The Chinese space agency launched Tiangong-1 in 2011 with the intention to conduct a series of short-term manned missions. It measures 34.1 feet (10.4 meters) in length and weighs over 18,753 pounds (8,506 kg). The primary goal was to test orbital rendezvous and docking technology that would be vital to future Chinese space missions. Manned missions went to Tiangong-1 in 2012 and 2013, with the latter setting a record for China’s longest manned space mission at 15 days. The record was later broken by the crew of Tiangong-2, who were on board for 30 days.

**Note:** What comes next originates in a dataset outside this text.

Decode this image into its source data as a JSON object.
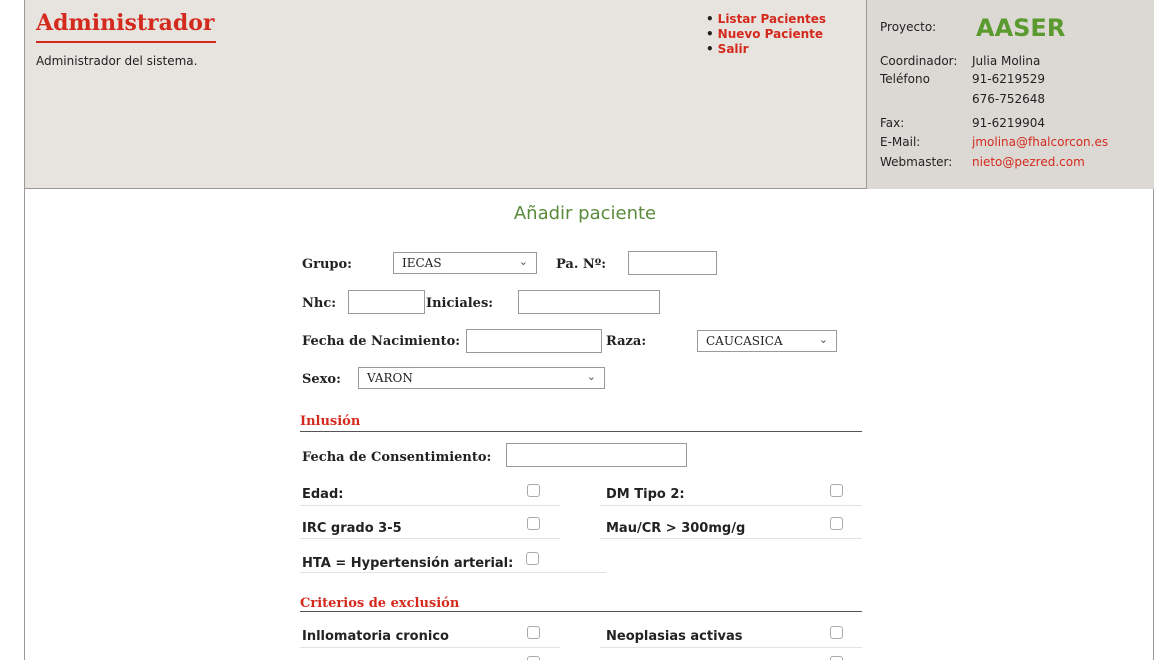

After that second mission to Tiangong-1, the module was set to sleep mode. China intended to track the station remotely for a few years to find out how certain components aged. However, ground control lost contact with Tiangong-1 in 2016. Since then, we’ve known it was destined to fall into the atmosphere and break apart. We just haven’t had a specific window. At first, scientists thought it would drop in 2017, and then the estimate was revised to early 2018.

Today, the best estimate we have on Tiangong-1’s inevitable demise is March 31, plus or minus three days. According to Langbroek a geomagnetic storm gave the station a small boost that delayed its breakup, but it’s still heading down.

So we know roughly when China’s first space station will crash, but we don’t yet know where. It’s very difficult to predict that until it’s inside the atmosphere and on fire. The way Tiangong-1 breaks apart as it encounters increasingly thick layers of atmosphere will determine where it ends up. On the plus side, the surface of Earth is 70 percent water, so it’s more likely to reenter over water. The module is also not very large or robust, so most of its components will likely burn up. If anything does reach the ground, it won’t be dangerous. The most you’re likely to get out of Tiangong-1’s demise is a cool fireball if you happen to be nearby. You probably won’t, though.